Aunque no lo admitiría, su opinión del muchacho había aumentado considerablemente en los últimos días.

No solo era bueno en la guerra, sino que aparentemente tampoco era malo en política, ya que el plan que sugirió era la misma idea general que él tenía respecto a cómo proceder para tratar con la viuda y su último hijo.

Mientras la tensión en la habitación disminuía, Shahab volvió a su postura habitual compuesta, mientras que Jasmine se reclinó más en su silla, su mirada distante pero pensativa.

Alfeo tomó otro sorbo de vino, sus ojos recorriendo brevemente la habitación antes de que aplaudiera, rompiendo el silencio con un sonido repentino y alegre.

—Bueno —comenzó Alfeo, con una leve sonrisa en los labios—, todavía hay un tema más que tratar.

—Su tono era más ligero, casi juguetón.

Jasmine arqueó una ceja, inclinando ligeramente la cabeza, intrigada por lo que más tenía que decir.

Alfeo se inclinó hacia adelante en su asiento, con la mirada fija en ella.

—La fecha de nuestra boda, Su Gracia.

¿Espero que no lo haya olvidado?

Los labios de Jasmine se curvaron en una sonrisa, ciertamente coqueta.

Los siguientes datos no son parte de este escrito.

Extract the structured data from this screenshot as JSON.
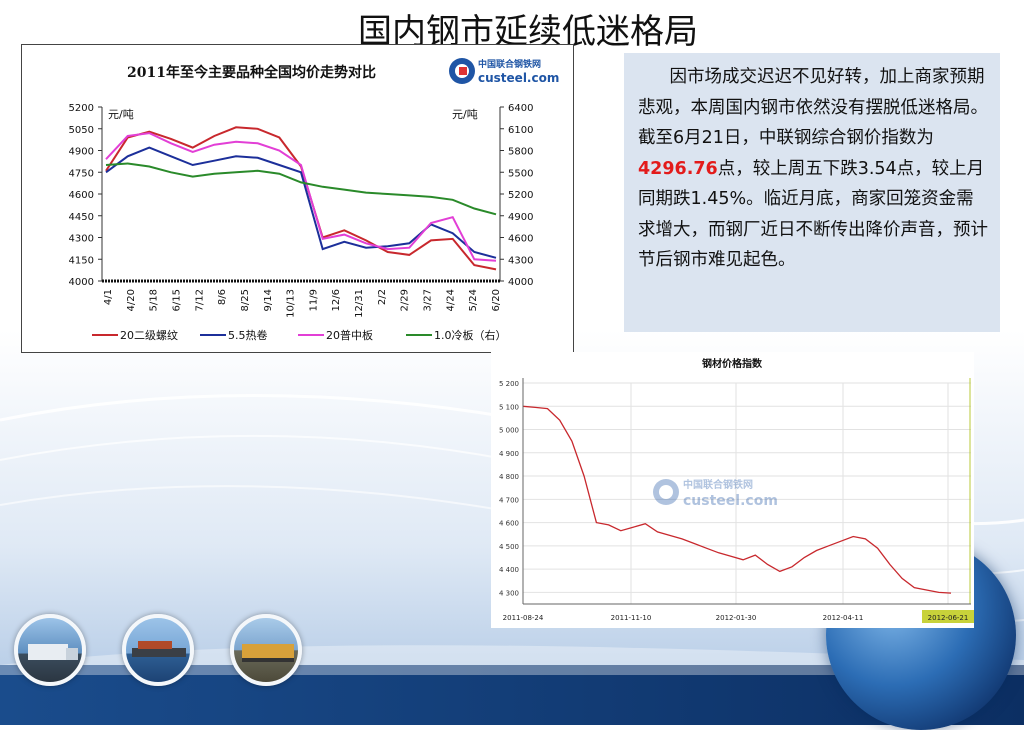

Tomó un largo sorbo de vino antes de bajar su copa, sus ojos encontrándose con los de él mientras la habitación volvía a quedarse en silencio.

—Ah —dijo suavemente—, por supuesto.

Si tenía algún disgusto hacia el asunto, lo cual Alfeo consideraba altamente probable, no dio señal alguna, sin duda entendiendo que le gustara o no, lo necesitaba ahora más que nunca.